The county has recently started providing nurses to conduct medical screenings to ward off public health issues. The county has been on the receiving end of scathing reports for its lack of urgency during the hepatitis A crisis, and it wants to avoid making similar mistakes.
One thing of particular concern is varicella, the virus that causes chicken pox, said Nick Macchione, the county director of Health and Human Services. On average, he said, the county has seen two cases per year. Since October, when the government began dropping migrant families on San Diego’s doorstep, the county had seen nine cases.
Board of Supervisors Chairwoman Dianne Jacob said she was inclined to continue prioritizing our own vulnerable populations first, while ensuring the county addresses, in particular, any looming public health issues. Jacob and Gaspar voted against the county recommendation Tuesday to identify properties for a temporary migrant shelter, but voted in support of the other three recommendations to address the matter, including continuing to lobby the state for assistance and forming a working group on the issue.
Even Jacob expressed frustration with the federal government.
“It is a new issue because of the failure of our federal government and Trump administration for not doing their job,” Jacob, a Republican, said. “We’ve never had this situation at our border that we have now before. I don’t mind banging on the administration. Call it as it is, but we wouldn’t be here today, we wouldn’t even be discussing this issue, but for the failure of the Trump administration and the federal government.”
Just last year, Gaspar, with the strong support of Jacob, led the county to join in the Trump administration’s lawsuit against California’s so-called “sanctuary laws.” Gaspar even went to Washington, D.C. for a roundtable with the president criticizing the California laws discourage local law enforcement from participating in immigration enforcement.
Tijuana, too, is facing a migrant shelter crisis. All its existing shelters were nearly at capacity when the roughly 6,000-person caravan arrived in November.
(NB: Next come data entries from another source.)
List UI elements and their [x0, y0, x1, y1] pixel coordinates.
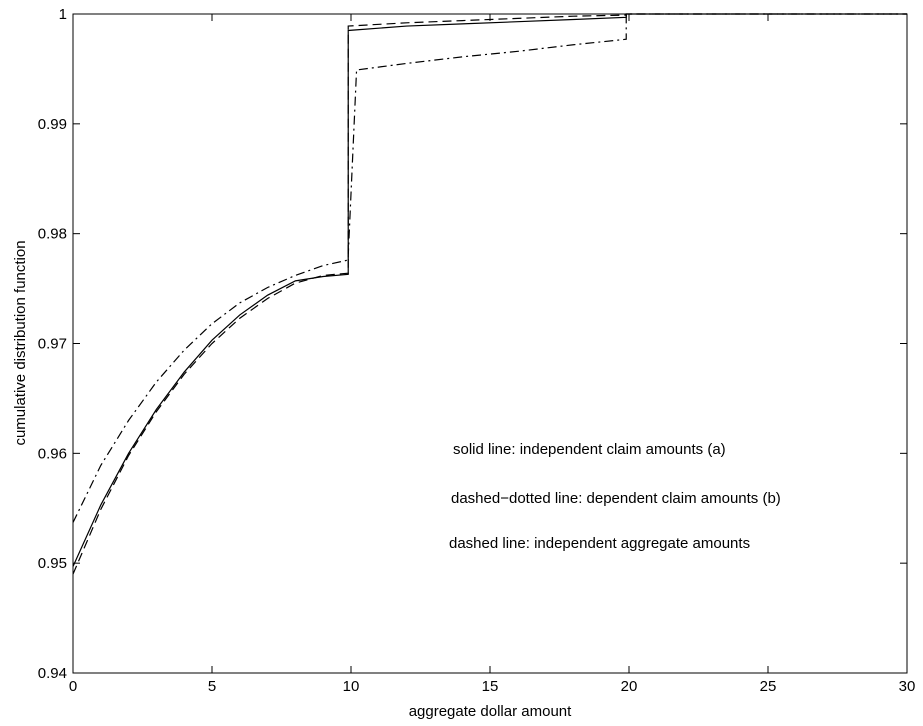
x-tick-label: 0 [69, 678, 77, 695]
plot-frame [72, 13, 908, 674]
y-axis-label: cumulative distribution function [12, 240, 29, 445]
x-tick-label: 25 [760, 678, 777, 695]
annotation-dashdot-line: dashed−dotted line: dependent claim amou… [451, 490, 781, 507]
annotation-solid-line: solid line: independent claim amounts (a… [453, 441, 726, 458]
ticks-group: 0 5 10 15 20 25 30 0.94 0.95 0.96 0.97 0.98 0.99 1 [38, 6, 916, 695]
y-tick-label: 1 [59, 6, 67, 23]
x-tick-label: 15 [482, 678, 499, 695]
x-tick-label: 30 [899, 678, 916, 695]
y-tick-label: 0.99 [38, 116, 67, 133]
annotation-dashed-line: dashed line: independent aggregate amoun… [449, 535, 750, 552]
y-tick-label: 0.96 [38, 445, 67, 462]
series-line-solid [72, 13, 907, 567]
y-tick-label: 0.94 [38, 665, 67, 682]
y-tick-label: 0.98 [38, 226, 67, 243]
series-line-dashdot [72, 13, 907, 523]
y-tick-label: 0.97 [38, 336, 67, 353]
series-group [72, 13, 907, 575]
x-tick-label: 20 [621, 678, 638, 695]
x-tick-label: 5 [208, 678, 216, 695]
series-line-dashed [72, 13, 907, 575]
x-tick-label: 10 [343, 678, 360, 695]
y-tick-label: 0.95 [38, 555, 67, 572]
x-axis-label: aggregate dollar amount [409, 703, 572, 720]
Thousands of Central Americans waiting to request asylum in the United States remain in substandard living conditions in a theater-turned-shelter. They were moved there after another makeshift shelter, a sports-complex-turned shelter, was flooded.
Tijuana, which is already dealing with record levels of violence (the city had more than 2,500 homicides in 2018), now must address how to accommodate arriving Central Americans fleeing their home countries.
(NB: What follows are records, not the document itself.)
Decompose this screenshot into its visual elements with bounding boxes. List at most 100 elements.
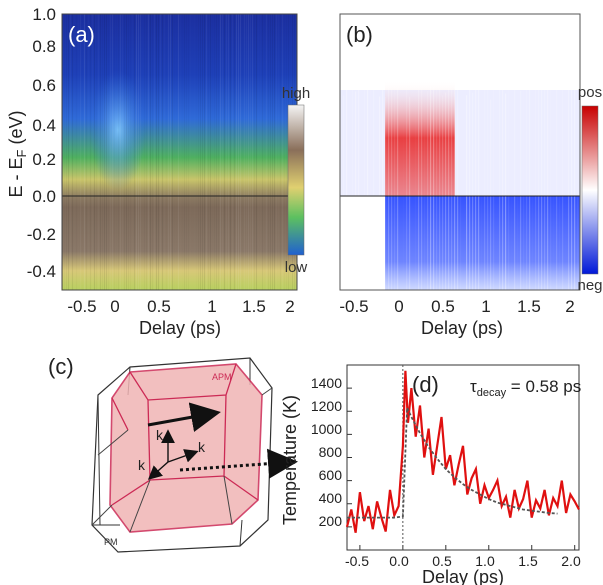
- texture-stripe: [132, 14, 133, 290]
- ytick-label: 400: [319, 490, 343, 506]
- texture-stripe: [367, 84, 369, 315]
- texture-stripe: [184, 14, 185, 290]
- texture-stripe: [216, 14, 217, 290]
- texture-stripe: [442, 95, 444, 326]
- texture-stripe: [272, 14, 273, 290]
- texture-stripe: [340, 89, 342, 320]
- texture-stripe: [418, 89, 420, 320]
- texture-stripe: [266, 14, 267, 290]
- texture-stripe: [104, 14, 105, 290]
- panel-d-label: (d): [412, 372, 439, 397]
- texture-stripe: [352, 76, 354, 307]
- texture-stripe: [547, 63, 549, 294]
- texture-stripe: [397, 68, 399, 299]
- texture-stripe: [154, 14, 155, 290]
- ytick-label: 0.4: [32, 116, 56, 135]
- texture-stripe: [505, 93, 507, 324]
- texture-stripe: [496, 97, 497, 327]
- texture-stripe: [400, 99, 401, 329]
- texture-stripe: [484, 86, 486, 317]
- texture-stripe: [571, 72, 573, 303]
- texture-stripe: [194, 14, 195, 290]
- texture-stripe: [226, 14, 227, 290]
- texture-stripe: [276, 14, 277, 290]
- xtick-label: 2.0: [561, 553, 581, 569]
- panel-d-yticks: 1400 1200 1000 800 600 400 200: [311, 375, 342, 529]
- texture-stripe: [176, 14, 177, 290]
- texture-stripe: [508, 87, 510, 318]
- texture-stripe: [90, 14, 91, 290]
- bz-label-apm: APM: [212, 372, 232, 382]
- texture-stripe: [481, 65, 482, 295]
- colorbar-pos-label: pos: [578, 84, 602, 101]
- texture-stripe: [156, 14, 157, 290]
- texture-stripe: [358, 64, 360, 295]
- ytick-label: 0.0: [32, 187, 56, 206]
- texture-stripe: [84, 14, 85, 290]
- bz-dashed-arrow: [179, 448, 298, 479]
- texture-stripe: [514, 67, 516, 298]
- panel-c: (c) k k k APM PM: [48, 354, 298, 553]
- ytick-label: 1000: [311, 421, 342, 437]
- panel-b-positive-region: [385, 80, 455, 196]
- texture-stripe: [228, 14, 229, 290]
- texture-stripe: [544, 71, 546, 302]
- texture-stripe: [118, 14, 119, 290]
- texture-stripe: [373, 63, 375, 294]
- texture-stripe: [146, 14, 147, 290]
- texture-stripe: [538, 77, 540, 308]
- texture-stripe: [196, 14, 197, 290]
- bz-label-ky: k: [198, 439, 206, 455]
- xtick-label: 0.0: [389, 553, 409, 569]
- panel-d-ylabel: Temperature (K): [280, 395, 300, 525]
- texture-stripe: [66, 14, 67, 290]
- texture-stripe: [110, 14, 111, 290]
- texture-stripe: [222, 14, 223, 290]
- texture-stripe: [355, 91, 357, 322]
- texture-stripe: [148, 14, 149, 290]
- colorbar-low-label: low: [285, 259, 308, 276]
- texture-stripe: [421, 64, 423, 295]
- texture-stripe: [448, 89, 450, 320]
- texture-stripe: [556, 76, 558, 307]
- texture-stripe: [343, 95, 345, 326]
- panel-b-negative-region: [385, 196, 580, 290]
- texture-stripe: [379, 96, 381, 327]
- bz-label-pm: PM: [104, 537, 118, 547]
- texture-stripe: [252, 14, 253, 290]
- ytick-label: 600: [319, 467, 343, 483]
- xtick-label: 0: [394, 297, 403, 316]
- texture-stripe: [188, 14, 189, 290]
- texture-stripe: [138, 14, 139, 290]
- texture-stripe: [230, 14, 231, 290]
- panel-b-texture: [340, 62, 579, 330]
- texture-stripe: [98, 14, 99, 290]
- texture-stripe: [178, 14, 179, 290]
- texture-stripe: [164, 14, 165, 290]
- bz-outer-edges: [91, 357, 273, 553]
- texture-stripe: [150, 14, 151, 290]
- panel-a-colorbar: [287, 104, 305, 256]
- texture-stripe: [76, 14, 77, 290]
- texture-stripe: [475, 70, 477, 301]
- panel-b-frame: [339, 13, 581, 291]
- texture-stripe: [568, 64, 570, 295]
- texture-stripe: [415, 69, 416, 299]
- texture-stripe: [523, 72, 525, 303]
- texture-stripe: [460, 97, 462, 328]
- texture-stripe: [427, 91, 429, 322]
- texture-stripe: [204, 14, 205, 290]
- texture-stripe: [246, 14, 247, 290]
- texture-stripe: [284, 14, 285, 290]
- xtick-label: 0.5: [147, 297, 171, 316]
- panel-d-xlabel: Delay (ps): [422, 567, 504, 585]
- texture-stripe: [349, 70, 350, 300]
- xtick-label: 2: [565, 297, 574, 316]
- texture-stripe: [198, 14, 199, 290]
- texture-stripe: [274, 14, 275, 290]
- bz-label-kz: k: [156, 427, 164, 443]
- bz-axis-ky: [167, 449, 199, 463]
- texture-stripe: [190, 14, 191, 290]
- texture-stripe: [553, 72, 554, 302]
- texture-stripe: [200, 14, 201, 290]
The migrants face weeks- or months-long waits to be able to request asylum because U.S. Customs and Border Protection only processes a limited number of people every day, which have ranged anywhere from 20 to 100 daily over the past year. Right now, their basic needs – how they’ll eat, where they’ll sleep, how they’ll receive medical care – are all dependent on some city and state workers from Tijuana and Baja California and many good Samaritans, activists and service providers.
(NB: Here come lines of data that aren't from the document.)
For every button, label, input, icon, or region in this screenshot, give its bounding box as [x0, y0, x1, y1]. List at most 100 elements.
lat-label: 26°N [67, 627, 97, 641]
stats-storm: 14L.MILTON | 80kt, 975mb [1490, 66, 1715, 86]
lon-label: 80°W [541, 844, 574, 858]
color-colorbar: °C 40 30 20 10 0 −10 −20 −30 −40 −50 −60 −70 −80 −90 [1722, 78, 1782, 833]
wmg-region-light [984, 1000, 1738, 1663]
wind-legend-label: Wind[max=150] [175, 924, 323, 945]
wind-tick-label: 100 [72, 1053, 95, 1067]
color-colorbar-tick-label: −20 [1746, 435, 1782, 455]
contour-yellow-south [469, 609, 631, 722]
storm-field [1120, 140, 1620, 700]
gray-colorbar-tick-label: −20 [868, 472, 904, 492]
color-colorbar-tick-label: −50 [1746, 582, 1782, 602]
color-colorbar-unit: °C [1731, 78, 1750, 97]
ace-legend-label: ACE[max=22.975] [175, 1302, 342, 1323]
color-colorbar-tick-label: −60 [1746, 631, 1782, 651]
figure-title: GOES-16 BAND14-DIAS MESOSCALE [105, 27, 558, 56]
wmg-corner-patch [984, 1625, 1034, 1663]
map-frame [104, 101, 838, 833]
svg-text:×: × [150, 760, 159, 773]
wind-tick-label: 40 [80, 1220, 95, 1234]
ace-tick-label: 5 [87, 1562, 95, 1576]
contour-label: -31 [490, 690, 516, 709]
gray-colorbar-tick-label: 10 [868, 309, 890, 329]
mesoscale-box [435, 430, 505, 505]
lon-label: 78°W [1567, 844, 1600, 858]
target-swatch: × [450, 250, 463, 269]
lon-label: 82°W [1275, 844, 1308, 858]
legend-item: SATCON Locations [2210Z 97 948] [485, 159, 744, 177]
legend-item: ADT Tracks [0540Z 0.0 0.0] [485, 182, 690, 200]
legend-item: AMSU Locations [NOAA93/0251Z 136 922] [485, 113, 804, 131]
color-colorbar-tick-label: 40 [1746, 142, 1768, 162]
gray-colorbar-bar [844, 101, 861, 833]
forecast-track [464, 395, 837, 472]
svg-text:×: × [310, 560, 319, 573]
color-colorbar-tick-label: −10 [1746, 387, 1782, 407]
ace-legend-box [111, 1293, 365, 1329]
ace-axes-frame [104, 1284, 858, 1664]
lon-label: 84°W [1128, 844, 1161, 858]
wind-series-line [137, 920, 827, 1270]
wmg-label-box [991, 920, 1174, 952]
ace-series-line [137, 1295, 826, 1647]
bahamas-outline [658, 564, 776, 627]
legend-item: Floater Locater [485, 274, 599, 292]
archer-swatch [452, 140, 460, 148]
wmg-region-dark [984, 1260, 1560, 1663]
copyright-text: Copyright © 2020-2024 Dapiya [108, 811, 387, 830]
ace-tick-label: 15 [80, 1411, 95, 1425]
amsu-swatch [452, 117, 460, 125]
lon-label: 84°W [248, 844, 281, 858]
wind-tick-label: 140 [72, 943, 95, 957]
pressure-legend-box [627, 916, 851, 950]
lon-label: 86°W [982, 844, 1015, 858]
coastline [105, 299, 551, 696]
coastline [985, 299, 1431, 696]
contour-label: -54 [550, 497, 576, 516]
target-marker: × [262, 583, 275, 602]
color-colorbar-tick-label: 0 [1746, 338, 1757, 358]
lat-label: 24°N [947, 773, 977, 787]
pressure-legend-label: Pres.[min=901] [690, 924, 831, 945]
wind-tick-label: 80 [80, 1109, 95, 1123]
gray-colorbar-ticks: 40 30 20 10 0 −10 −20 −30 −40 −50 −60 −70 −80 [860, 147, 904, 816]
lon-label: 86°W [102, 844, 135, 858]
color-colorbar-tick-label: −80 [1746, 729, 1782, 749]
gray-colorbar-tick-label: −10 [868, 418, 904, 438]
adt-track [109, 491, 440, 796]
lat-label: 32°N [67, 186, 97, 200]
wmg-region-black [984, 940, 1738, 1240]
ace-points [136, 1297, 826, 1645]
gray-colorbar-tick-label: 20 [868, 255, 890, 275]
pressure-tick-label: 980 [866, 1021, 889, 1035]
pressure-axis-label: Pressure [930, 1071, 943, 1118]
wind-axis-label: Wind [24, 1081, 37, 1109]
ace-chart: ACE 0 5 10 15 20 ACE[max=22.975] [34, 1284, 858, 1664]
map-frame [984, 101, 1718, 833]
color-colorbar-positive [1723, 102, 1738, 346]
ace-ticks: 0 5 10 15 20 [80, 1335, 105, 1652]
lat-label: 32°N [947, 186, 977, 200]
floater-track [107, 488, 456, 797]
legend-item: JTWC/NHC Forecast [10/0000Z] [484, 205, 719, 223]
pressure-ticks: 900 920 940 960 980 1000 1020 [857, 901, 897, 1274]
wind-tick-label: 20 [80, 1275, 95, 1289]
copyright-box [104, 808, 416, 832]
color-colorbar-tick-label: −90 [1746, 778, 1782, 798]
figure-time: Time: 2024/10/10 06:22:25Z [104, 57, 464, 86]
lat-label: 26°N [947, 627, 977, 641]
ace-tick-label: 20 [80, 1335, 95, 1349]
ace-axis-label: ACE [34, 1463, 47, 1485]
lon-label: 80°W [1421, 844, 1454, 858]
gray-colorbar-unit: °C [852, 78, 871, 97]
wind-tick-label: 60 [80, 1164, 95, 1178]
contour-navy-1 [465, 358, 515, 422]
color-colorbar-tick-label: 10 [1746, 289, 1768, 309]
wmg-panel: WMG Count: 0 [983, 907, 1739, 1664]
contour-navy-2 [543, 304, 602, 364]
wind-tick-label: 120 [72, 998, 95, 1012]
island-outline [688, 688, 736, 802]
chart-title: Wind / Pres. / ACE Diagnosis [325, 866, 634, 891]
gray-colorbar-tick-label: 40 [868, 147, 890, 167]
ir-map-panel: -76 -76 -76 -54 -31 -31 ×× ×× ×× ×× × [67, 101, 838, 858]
The county of San Diego has even sent hundreds of hepatitis A vaccines to public health officials in the city.
The tension in Tijuana has reached a boiling point several times already. One was the Sunday after Thanksgiving, when hundreds of migrants ran toward the border during a protest and U.S. border agents fired tear gas their way. The San Ysidro Port of Entry completely shut down for five hours following the incident – an unprecedented move that has major economic consequences.
Two Honduran teens who had made the journey with the caravan of Central Americans were tortured and murdered in December. A third, who was with them but managed to escape, is now in protective custody.
On the night of New Year’s Eve, roughly 150 migrants, frustrated at the wait to request asylum, once again tried to approach the border to cross illegally into the United States illegally. They too were met with tear gas.